Spotify has 75 million users in 58 countries. On average, each Spotify user listens to 148 minutes of music on Spotify per day.
As you might imagine, Spotify can collect a ton of data about its users — what kinds of music they listen to, when they listen to it, and more.
At the International Consumer Electronics Showcase (CES) in Las Vegas Tuesday, Spotify creative director Rich Frankel explained how Spotify can know so much about its users, and how it uses that data.
"We’re really leaning into selfie culture," the global creative head of Spotify told the audience. "This is an image of yourself through a lens we provide, through our data."

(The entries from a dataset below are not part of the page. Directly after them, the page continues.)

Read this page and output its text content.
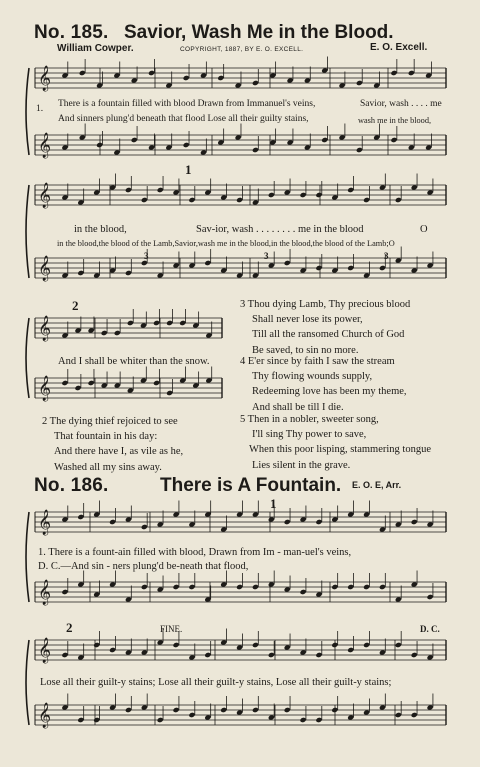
𝄞
𝄞
𝄞
𝄞
𝄞
𝄞
𝄞
𝄞
𝄞
𝄞
No. 185. Savior, Wash Me in the Blood.
William Cowper.	COPYRIGHT, 1887, BY E. O. EXCELL.	E. O. Excell.
1. There is a fountain filled with blood Drawn from Immanuel's veins,	Savior, wash . . . . me
And sinners plung'd beneath that flood Lose all their guilty stains,	wash me in the blood,
1
in the blood,	Sav-ior, wash . . . . . . . . me in the blood	O
in the blood,the blood of the Lamb,Savior,wash me in the blood,in the blood,the blood of the Lamb;O
3	3	3
2
And I shall be whiter than the snow.
3 Thou dying Lamb, Thy precious blood
Shall never lose its power,
Till all the ransomed Church of God
Be saved, to sin no more.
4 E'er since by faith I saw the stream
Thy flowing wounds supply,
Redeeming love has been my theme,
And shall be till I die.
5 Then in a nobler, sweeter song,
I'll sing Thy power to save,
When this poor lisping, stammering tongue
Lies silent in the grave.
2 The dying thief rejoiced to see
That fountain in his day:
And there have I, as vile as he,
Washed all my sins away.
No. 186.	There is A Fountain. E. O. E, Arr.
1
1. There is a fount-ain filled with blood, Drawn from Im - man-uel's veins,
D. C.—And sin - ners plung'd be-neath that flood,
2	FINE.	D. C.
Lose all their guilt-y stains; Lose all their guilt-y stains, Lose all their guilt-y stains;
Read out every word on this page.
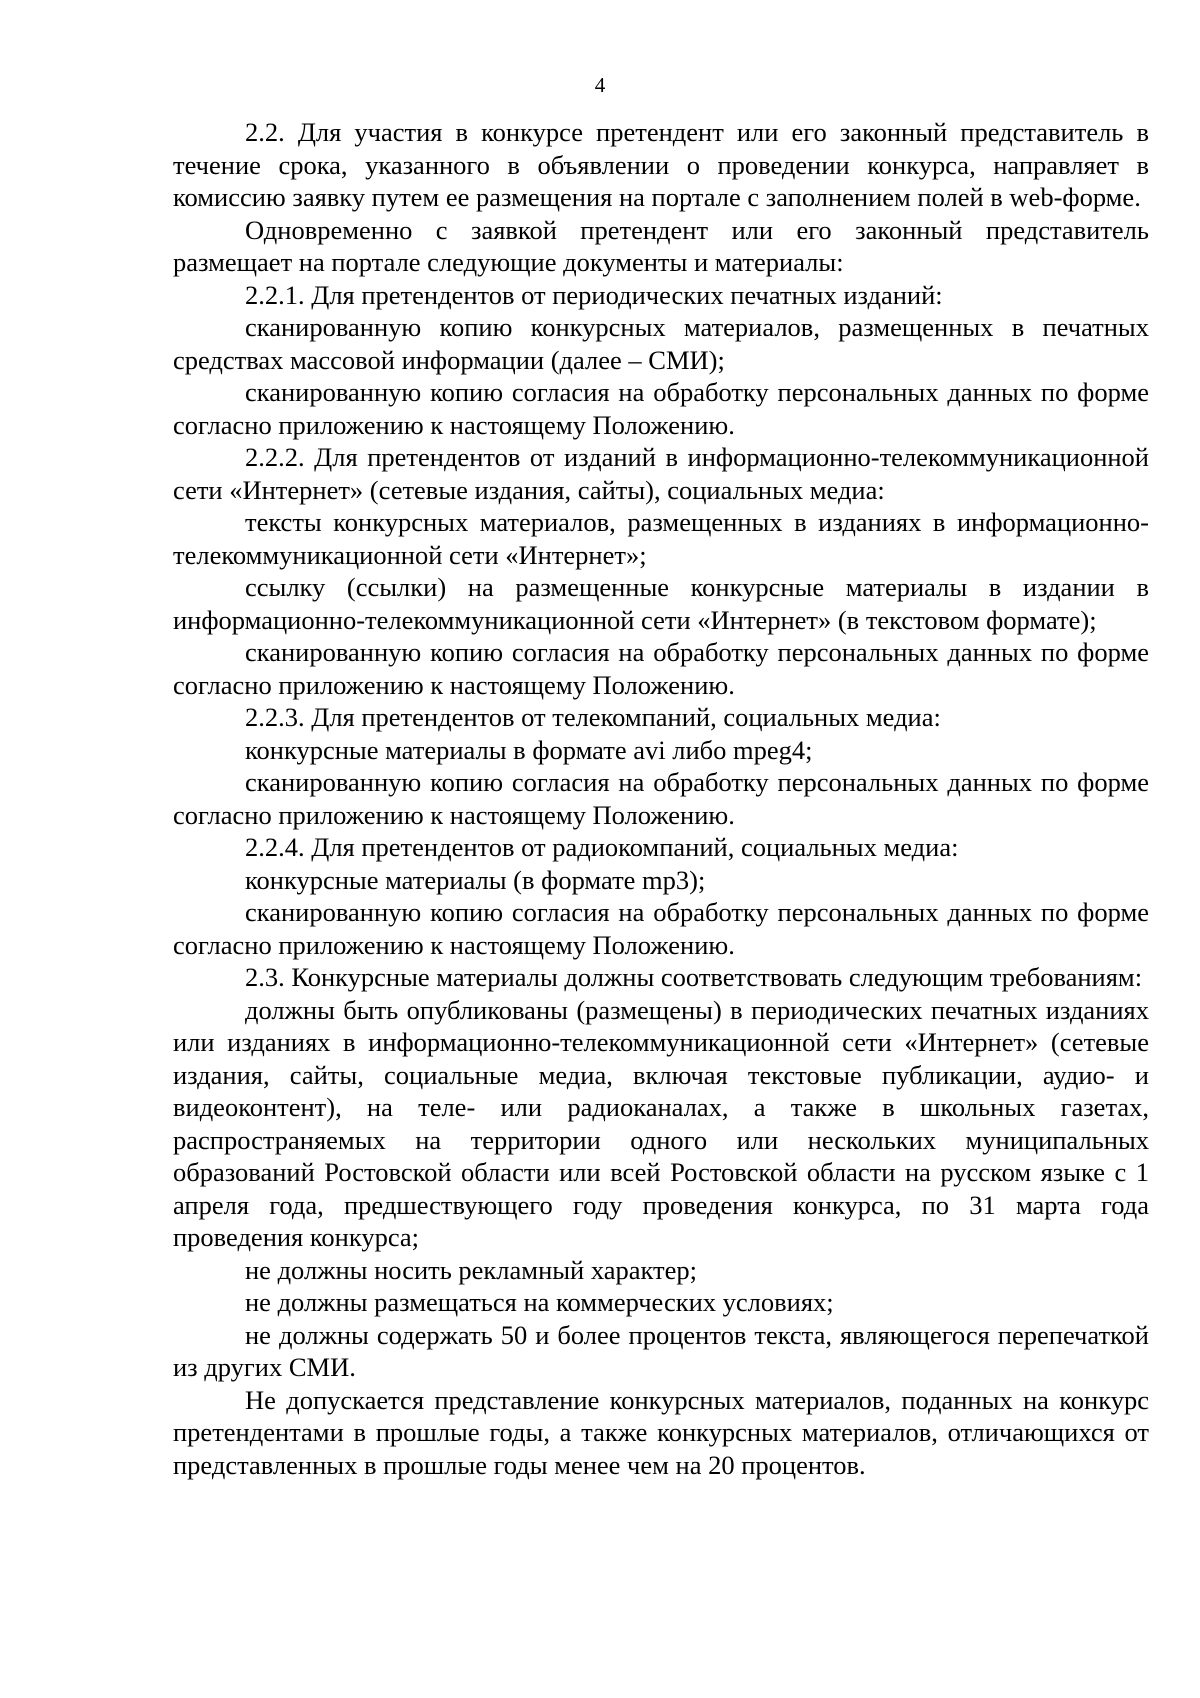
4

2.2. Для участия в конкурсе претендент или его законный представитель в течение срока, указанного в объявлении о проведении конкурса, направляет в комиссию заявку путем ее размещения на портале с заполнением полей в web-форме.

Одновременно с заявкой претендент или его законный представитель размещает на портале следующие документы и материалы:

2.2.1. Для претендентов от периодических печатных изданий:

сканированную копию конкурсных материалов, размещенных в печатных средствах массовой информации (далее – СМИ);

сканированную копию согласия на обработку персональных данных по форме согласно приложению к настоящему Положению.

2.2.2. Для претендентов от изданий в информационно-телекоммуникационной сети «Интернет» (сетевые издания, сайты), социальных медиа:

тексты конкурсных материалов, размещенных в изданиях в информационно-телекоммуникационной сети «Интернет»;

ссылку (ссылки) на размещенные конкурсные материалы в издании в информационно-телекоммуникационной сети «Интернет» (в текстовом формате);

сканированную копию согласия на обработку персональных данных по форме согласно приложению к настоящему Положению.

2.2.3. Для претендентов от телекомпаний, социальных медиа:

конкурсные материалы в формате avi либо mpeg4;

сканированную копию согласия на обработку персональных данных по форме согласно приложению к настоящему Положению.

2.2.4. Для претендентов от радиокомпаний, социальных медиа:

конкурсные материалы (в формате mp3);

сканированную копию согласия на обработку персональных данных по форме согласно приложению к настоящему Положению.

2.3. Конкурсные материалы должны соответствовать следующим требованиям:

должны быть опубликованы (размещены) в периодических печатных изданиях или изданиях в информационно-телекоммуникационной сети «Интернет» (сетевые издания, сайты, социальные медиа, включая текстовые публикации, аудио- и видеоконтент), на теле- или радиоканалах, а также в школьных газетах, распространяемых на территории одного или нескольких муниципальных образований Ростовской области или всей Ростовской области на русском языке с 1 апреля года, предшествующего году проведения конкурса, по 31 марта года проведения конкурса;

не должны носить рекламный характер;

не должны размещаться на коммерческих условиях;

не должны содержать 50 и более процентов текста, являющегося перепечаткой из других СМИ.

Не допускается представление конкурсных материалов, поданных на конкурс претендентами в прошлые годы, а также конкурсных материалов, отличающихся от представленных в прошлые годы менее чем на 20 процентов.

Frankel was talking about a series of projects Spotify has rolled out recently, including its Year in Review, which gave users a ton of information about their year in music in 2015, starting with the very first song they streamed on Spotify back in January 2015. The tool lets users create their own personal year-end recap that runs down things like the artist you listened to most, and how much of your time was spent listening to Spotify last year.
Another way Spotify uses its data is in advertising campaigns. In New York City, Spotify showed users in different neighborhoods the most popular artist where they lived. In the East Village, for example, that meant a big billboard featuring The Weeknd. In Brooklyn’s hip Williamsburg neighborhood, it was Justin Bieber.
In May, Spotify announced it would be launching a new feature that allows users to browse playlists consisting of music in addition to other media like podcasts and video. This was rolled out in beta over the summer; in coming months, Frankel said Tuesday, a more “robust” version is coming.
"Today we’re introducing a new Spotify experience that’s more accessible, personal and usable than anything in music," Spotify CEO Daniel Ek said. He said this includes new types of content on Spotify, like "non-music content" and "better experiences." Ek also says Spotify can serve targeted advertisements to users by focusing on the new playlist format.
In addition to announcing the new media discovery feature in May, Spotify also announced it’s using new running playlists made by artists like Tiesto, along with an "entirely new track format" and using the accelerometer inside your smartphone to help find songs with beats that match your running pace. Gustav Söderström, Spotify’s chief product officer, says Spotify’s new Spotify Running feature only takes 5 seconds to find the right song to match your pace.
Spotify also launched a Now feature that shows you collections of music for each part of your day, from waking up, to commuting, to falling asleep. These playlists are curated from your personal music as well as by Spotify’s "in-house experts." Over time, the company says, recommendations will adapt to be more personalized for you.
Personalization is a huge part of Spotify’s mission now, Frankel said onstage Tuesday. Spotify wants to use the data it has about you and your music taste and lifestyle to show you more music you like and help you discover new artists.